Dès lors que la sirène sonne l’alerte générale, les IT de l’infrastructure se démènent comme des beaux diables : les scans sont lancés pour voir si « on a pas ça chez nous » et foutu malchance ils détectent le machin qui craint sa mère bien sûr : carabouilleSec 2.56.5B : houlala il faut vite agir. Ah mais y a aussi carabouilleSec 1.49.6F et CarabouilleSec 34H56, punaise des bois, on va tous mourir non ? c’est concerné ? etc etc. Un mec dit : pas grave on est en sécurité derrière le firewall. Un autre dit t’es fou on sait jamais. Au final c’est Bistouille 3.2 qui est utilisé pour le même besoin. Mais tout le monde s’excite car pas grand monde ne sait grand chose et personne ne veut couper la prod trop longtemps quand même. On monte des war room, des réunions de crise, des conf call à 60. Le métier ne veut pas qu’on arrête sa prod, accros qu’ils sont comme un camé au crack à leur bouzin, font vraiment chier les IT avec leurs conneries. L’IT gueule sur le business parce qu’ils se rendent pas compte ces cons, c’est pas le moment de faire chier, déjà qu’on risque de rater la dinde aux marrons avec leur merde de plate-forme qui nous les casse déjà assez comme ça en run., hein.

Bref la vie quoi :fumer:




Finalement quand je vous lis je me dis que dans le public c'est pas si pire.
On avait fait un audit de toutes nos applis, mis à jour et voilà.

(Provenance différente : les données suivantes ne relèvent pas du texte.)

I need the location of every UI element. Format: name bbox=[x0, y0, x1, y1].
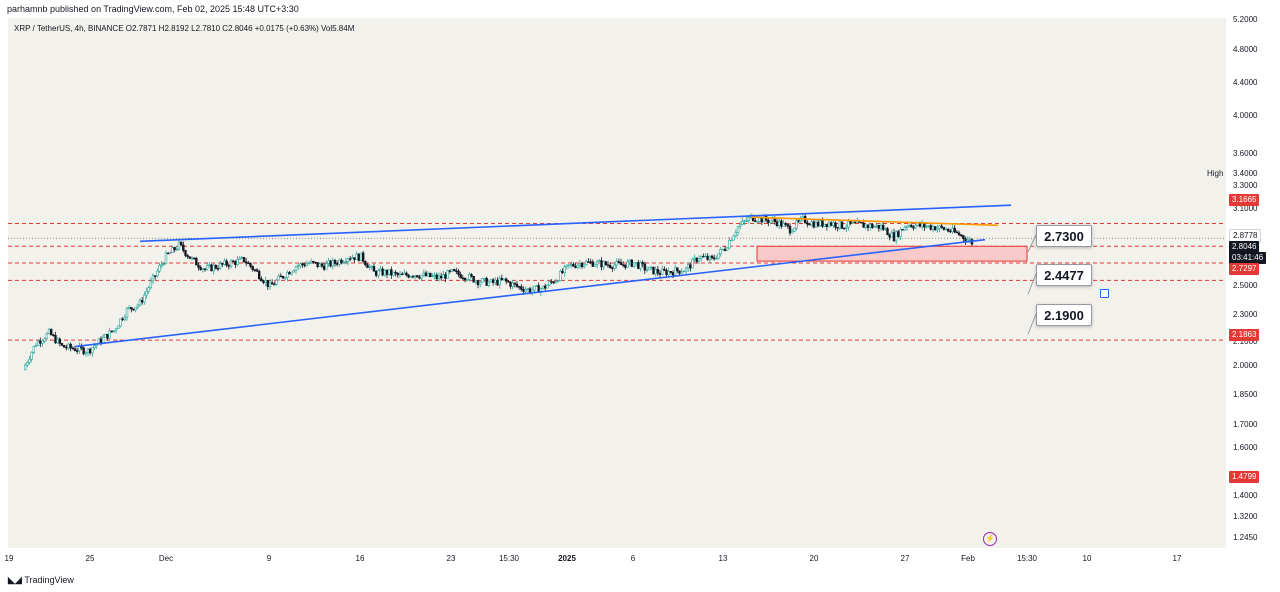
price-label: 2.3000 bbox=[1233, 310, 1258, 319]
high-label: High bbox=[1207, 169, 1224, 178]
symbol-info: XRP / TetherUS, 4h, BINANCE O2.7871 H2.8… bbox=[14, 24, 355, 33]
price-axis[interactable] bbox=[1226, 18, 1280, 548]
time-label: 2025 bbox=[558, 554, 576, 563]
current-price-tag: 2.8046 bbox=[1229, 241, 1260, 253]
lightning-icon[interactable]: ⚡ bbox=[983, 532, 997, 546]
price-label: 2.5000 bbox=[1233, 281, 1258, 290]
time-label: 6 bbox=[630, 554, 636, 563]
price-label: 1.2450 bbox=[1233, 533, 1258, 542]
price-label: 3.3000 bbox=[1233, 181, 1258, 190]
time-label: 19 bbox=[4, 554, 14, 563]
price-label: 4.0000 bbox=[1233, 111, 1258, 120]
price-label: 3.4000 bbox=[1233, 169, 1258, 178]
price-label: 4.8000 bbox=[1233, 45, 1258, 54]
drawing-handle[interactable] bbox=[1100, 289, 1109, 298]
publish-text: parhamnb published on TradingView.com, F… bbox=[7, 4, 299, 14]
price-label: 1.7000 bbox=[1233, 420, 1258, 429]
time-label: 27 bbox=[900, 554, 910, 563]
price-label: 4.4000 bbox=[1233, 78, 1258, 87]
price-callout-2-1900[interactable]: 2.1900 bbox=[1036, 304, 1092, 326]
price-label: 2.0000 bbox=[1233, 361, 1258, 370]
time-label: 10 bbox=[1082, 554, 1092, 563]
time-label: 9 bbox=[266, 554, 272, 563]
price-callout-2-7300[interactable]: 2.7300 bbox=[1036, 225, 1092, 247]
time-label: 15:30 bbox=[1016, 554, 1038, 563]
publish-header: parhamnb published on TradingView.com, F… bbox=[0, 0, 1280, 18]
time-label: 15:30 bbox=[498, 554, 520, 563]
price-label: 1.3200 bbox=[1233, 512, 1258, 521]
time-label: 13 bbox=[718, 554, 728, 563]
price-label: 1.6000 bbox=[1233, 443, 1258, 452]
time-label: Dec bbox=[158, 554, 174, 563]
tradingview-logo-icon: ◣◢ bbox=[8, 575, 25, 585]
time-label: 25 bbox=[85, 554, 95, 563]
time-label: 20 bbox=[809, 554, 819, 563]
time-axis[interactable] bbox=[0, 548, 1280, 570]
footer: ◣◢ TradingView bbox=[0, 570, 1280, 592]
level-tag-1-4799: 1.4799 bbox=[1229, 471, 1260, 483]
price-label: 3.1000 bbox=[1233, 204, 1258, 213]
time-label: Feb bbox=[961, 554, 975, 563]
time-label: 23 bbox=[446, 554, 456, 563]
tradingview-logo: ◣◢ TradingView bbox=[8, 575, 74, 586]
level-tag-3-1665: 3.1665 bbox=[1229, 194, 1260, 206]
price-label: 2.1000 bbox=[1233, 337, 1258, 346]
time-label: 17 bbox=[1172, 554, 1182, 563]
price-label: 3.6000 bbox=[1233, 149, 1258, 158]
time-label: 16 bbox=[355, 554, 365, 563]
level-tag-2-7297: 2.7297 bbox=[1229, 263, 1260, 275]
bar-countdown: 03:41:46 bbox=[1229, 252, 1267, 264]
level-tag-2-1863: 2.1863 bbox=[1229, 329, 1260, 341]
price-label: 1.4000 bbox=[1233, 491, 1258, 500]
price-label: 1.8500 bbox=[1233, 390, 1258, 399]
price-label: 5.2000 bbox=[1233, 15, 1258, 24]
brand-name: TradingView bbox=[24, 575, 74, 585]
price-callout-2-4477[interactable]: 2.4477 bbox=[1036, 264, 1092, 286]
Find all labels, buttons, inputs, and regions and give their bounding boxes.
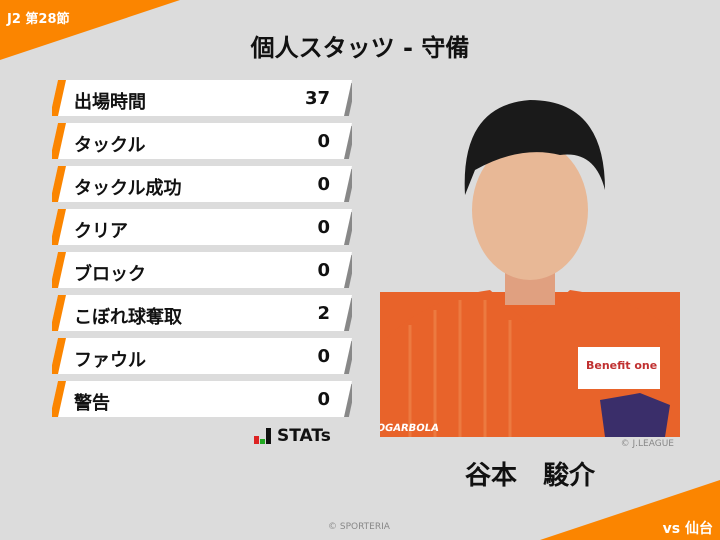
stat-value: 0 — [317, 346, 330, 367]
stat-label: クリア — [74, 221, 128, 242]
stat-row: クリア 0 — [52, 209, 352, 245]
stats-logo-text: STATs — [277, 426, 331, 446]
stat-row-background — [52, 123, 352, 159]
stat-row: ブロック 0 — [52, 252, 352, 288]
stat-row: タックル 0 — [52, 123, 352, 159]
stat-label: こぼれ球奪取 — [74, 307, 182, 328]
photo-credit: © J.LEAGUE — [620, 439, 674, 449]
footer-credit: © SPORTERIA — [328, 522, 390, 532]
stat-label: タックル成功 — [74, 178, 182, 199]
stat-row-background — [52, 166, 352, 202]
stat-row-background — [52, 295, 352, 331]
stat-row: ファウル 0 — [52, 338, 352, 374]
round-label: J2 第28節 — [7, 12, 70, 27]
stat-label: 出場時間 — [74, 92, 146, 113]
sponsor-text: Benefit one — [586, 359, 657, 372]
stat-value: 0 — [317, 131, 330, 152]
player-name: 谷本 駿介 — [464, 461, 595, 491]
stat-value: 0 — [317, 389, 330, 410]
stat-row: タックル成功 0 — [52, 166, 352, 202]
stat-value: 0 — [317, 217, 330, 238]
stat-row: 出場時間 37 — [52, 80, 352, 116]
stat-value: 0 — [317, 260, 330, 281]
stat-row: こぼれ球奪取 2 — [52, 295, 352, 331]
stat-label: タックル — [74, 135, 146, 156]
opponent-label: vs 仙台 — [662, 521, 713, 537]
stat-row: 警告 0 — [52, 381, 352, 417]
stat-value: 2 — [317, 303, 330, 324]
page-title: 個人スタッツ - 守備 — [250, 34, 470, 62]
stat-row-background — [52, 338, 352, 374]
bar-chart-icon — [254, 428, 271, 444]
stat-label: ファウル — [74, 350, 146, 371]
stat-value: 37 — [304, 88, 330, 109]
stat-row-background — [52, 80, 352, 116]
stat-row-background — [52, 381, 352, 417]
player-photo: Benefit one JOGARBOLA — [380, 75, 680, 437]
stats-logo: STATs — [254, 426, 331, 446]
jersey-text: JOGARBOLA — [380, 423, 440, 434]
stat-label: ブロック — [74, 264, 146, 285]
stat-row-background — [52, 209, 352, 245]
stat-label: 警告 — [74, 393, 110, 414]
stat-row-background — [52, 252, 352, 288]
stat-value: 0 — [317, 174, 330, 195]
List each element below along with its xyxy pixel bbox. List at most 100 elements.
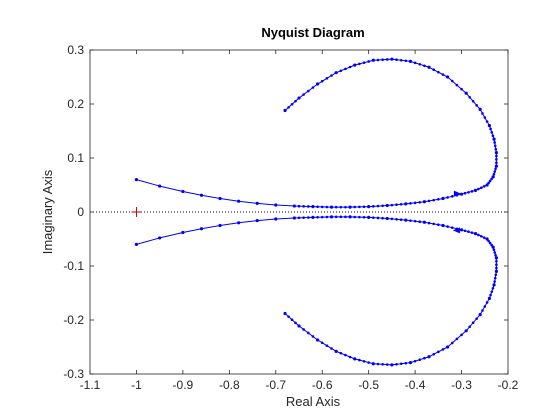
series-1-sample [306, 89, 310, 93]
series-1-sample [468, 95, 471, 99]
series-2-sample [376, 362, 380, 366]
series-1-sample [495, 154, 498, 158]
series-2-sample [413, 219, 417, 223]
series-1-sample [330, 205, 333, 209]
series-1-sample [306, 205, 310, 208]
series-2-sample [495, 266, 498, 270]
series-2-sample [463, 229, 467, 233]
series-1-sample [427, 199, 431, 203]
x-tick-label: -0.3 [451, 378, 472, 392]
series-2-sample [385, 217, 389, 220]
series-2-sample [381, 216, 384, 220]
series-1-sample [479, 186, 483, 189]
series-2-sample [320, 215, 324, 219]
chart-title: Nyquist Diagram [261, 25, 364, 40]
series-2-sample [494, 273, 498, 277]
series-2-sample [423, 356, 426, 360]
series-2-sample [399, 218, 403, 221]
series-2-sample [390, 217, 394, 221]
series-2-sample [446, 345, 449, 349]
series-1-sample [413, 201, 417, 205]
series-1-sample [385, 58, 389, 61]
series-2-sample [493, 251, 497, 254]
series-1-sample [390, 203, 394, 207]
series-2-sample [491, 286, 495, 290]
series-2-sample [464, 329, 468, 333]
series-2-sample [381, 362, 384, 366]
series-1-sample [348, 205, 352, 209]
series-1-sample [494, 147, 498, 151]
series-2-sample [460, 333, 463, 337]
series-2-sample [418, 358, 422, 361]
series-1-sample [470, 190, 474, 193]
series-2-sample [468, 325, 471, 329]
series-2-sample [495, 259, 498, 263]
series-2-sample [432, 222, 435, 226]
series-2-sample [437, 223, 440, 226]
series-2-sample [320, 341, 324, 345]
series-2-sample [290, 318, 294, 322]
series-1-sample [339, 69, 343, 73]
series-2-sample [395, 362, 398, 366]
series-2-sample [362, 360, 366, 363]
series-1-sample [441, 197, 445, 200]
series-2-sample [334, 350, 338, 353]
series-2-sample [395, 217, 398, 221]
series-2-sample [482, 236, 486, 239]
series-2-sample [490, 243, 493, 247]
x-ticks: -1.1 -1 -0.9 -0.8 -0.7 -0.6 -0.5 -0.4 -0.3 -0.2 [80, 50, 519, 392]
series-1-sample [362, 205, 366, 209]
series-1-sample [362, 61, 366, 64]
series-2-point [181, 230, 185, 235]
series-1-sample [372, 58, 375, 62]
series-1-sample [493, 141, 496, 144]
series-2-point [218, 223, 222, 228]
series-1-sample [491, 134, 495, 138]
series-2-sample [334, 215, 338, 219]
series-2-sample [316, 338, 319, 342]
series-1-sample [423, 64, 426, 68]
series-1-sample [492, 172, 496, 176]
series-1-sample [492, 137, 496, 141]
series-1-sample [437, 198, 440, 201]
series-2-sample [358, 358, 361, 362]
series-2-sample [306, 216, 310, 219]
y-tick-label: 0.3 [67, 43, 84, 57]
series-1-sample [320, 79, 324, 83]
series-2-sample [485, 237, 489, 241]
series-2-sample [490, 290, 494, 293]
series-1-point [274, 203, 278, 207]
series-2-sample [441, 348, 445, 351]
series-1-sample [460, 192, 463, 196]
series-1-sample [450, 195, 454, 198]
series-1-sample [437, 70, 440, 74]
series-2-sample [306, 331, 310, 335]
series-2-sample [474, 232, 477, 235]
series-2-point [255, 219, 259, 223]
series-2-sample [325, 215, 329, 219]
series-2-sample [478, 313, 482, 316]
series-2-sample [390, 363, 394, 367]
series-1-sample [495, 164, 498, 168]
series-1-sample [483, 116, 487, 119]
series-1-sample [482, 185, 486, 188]
series-1-sample [334, 205, 338, 209]
series-group [134, 57, 498, 367]
series-2-sample [475, 317, 478, 320]
series-2-sample [316, 215, 319, 219]
direction-arrow-1 [453, 190, 461, 197]
direction-arrows [452, 190, 461, 234]
series-1-sample [495, 158, 498, 161]
series-1-sample [487, 181, 490, 185]
series-1-sample [334, 71, 338, 74]
series-2-sample [376, 216, 380, 220]
series-1-sample [432, 68, 435, 72]
series-1-sample [395, 203, 398, 207]
series-1-sample [404, 59, 408, 63]
x-tick-label: -0.2 [498, 378, 519, 392]
series-1-sample [475, 104, 478, 107]
series-1-sample [491, 175, 495, 179]
series-2-sample [330, 215, 333, 219]
series-1-sample [376, 204, 380, 208]
series-2-sample [450, 341, 454, 345]
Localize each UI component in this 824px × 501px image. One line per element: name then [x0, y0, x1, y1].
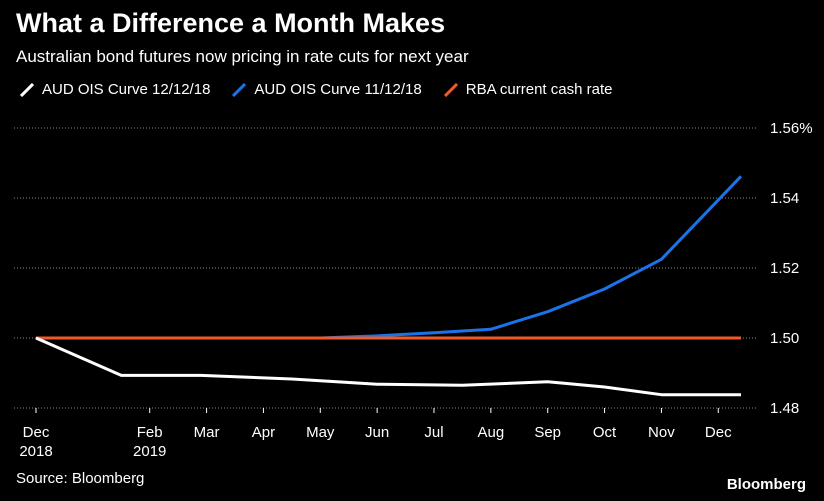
legend-item-aud-ois-12-12-18: AUD OIS Curve 12/12/18 — [20, 81, 210, 98]
chart-subtitle: Australian bond futures now pricing in r… — [16, 47, 469, 66]
legend-label: RBA current cash rate — [465, 81, 613, 98]
series-lines — [35, 175, 743, 397]
x-tick-label: May — [306, 424, 335, 441]
legend-label: AUD OIS Curve 11/12/18 — [254, 81, 422, 98]
y-tick-label: 1.52 — [770, 260, 799, 277]
x-tick-label: Dec — [705, 424, 732, 441]
y-tick-label: 1.56% — [770, 120, 813, 137]
y-tick-label: 1.54 — [770, 190, 799, 207]
x-tick-label: Sep — [534, 424, 561, 441]
x-tick-label: Nov — [648, 424, 675, 441]
x-tick-label: Oct — [593, 424, 617, 441]
chart-title: What a Difference a Month Makes — [16, 8, 446, 38]
legend-swatch-orange-icon — [443, 82, 458, 97]
legend-label: AUD OIS Curve 12/12/18 — [42, 81, 211, 98]
x-tick-label: Aug — [477, 424, 504, 441]
x-tick-label: Feb 2019 — [133, 424, 166, 460]
x-tick-label: Mar — [194, 424, 220, 441]
legend-swatch-blue-icon — [232, 82, 247, 97]
series-line-1 — [36, 175, 743, 340]
legend-item-rba-cash-rate: RBA current cash rate — [443, 81, 613, 98]
x-tick-label: Dec 2018 — [19, 424, 52, 460]
x-tick-label: Jul — [424, 424, 443, 441]
x-tick-label: Jun — [365, 424, 389, 441]
y-tick-label: 1.48 — [770, 400, 799, 417]
x-tick-label: Apr — [252, 424, 275, 441]
legend: AUD OIS Curve 12/12/18 AUD OIS Curve 11/… — [20, 81, 612, 98]
source-note: Source: Bloomberg — [16, 470, 145, 487]
y-tick-label: 1.50 — [770, 330, 799, 347]
x-axis-ticks: Dec 2018 Feb 2019 Mar Apr May Jun Jul Aug Sep Oct No… — [19, 408, 732, 460]
y-axis-ticks: 1.48 1.50 1.52 1.54 1.56% — [770, 120, 813, 417]
series-line-0 — [35, 336, 741, 397]
bloomberg-logo: Bloomberg — [726, 476, 806, 493]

L'avantage étant peut-être qu'on peut plus prendre le temps si un sujet super important déboule.
On a patché (comme on a pu) tout un tas d'applications. Pour certaines, on n'a pas pu versions trop vieilles, pas de sources, pas de rétrocompatibilité entre 1.x et 2.x, pas de mises à jour des applicatifs proposées (c'est bien beau d'avoir un patch pour log4j mais faut-il que les vendeurs d'applis proposent des mises à jour compatibles avec lesdits patches).
En désespoir de cause, on a placé le restant derrière des reverse-proxies, avec des front sécurisés autant que possible (on a fait de même pour d'autres services applicatifs dont les serveurs d'application à jour n'étaient pas supportés). Quand on ne peut pas corriger la faille, on rajoute juste des champs de mines et du camouflage autour, en espérant que ça passera...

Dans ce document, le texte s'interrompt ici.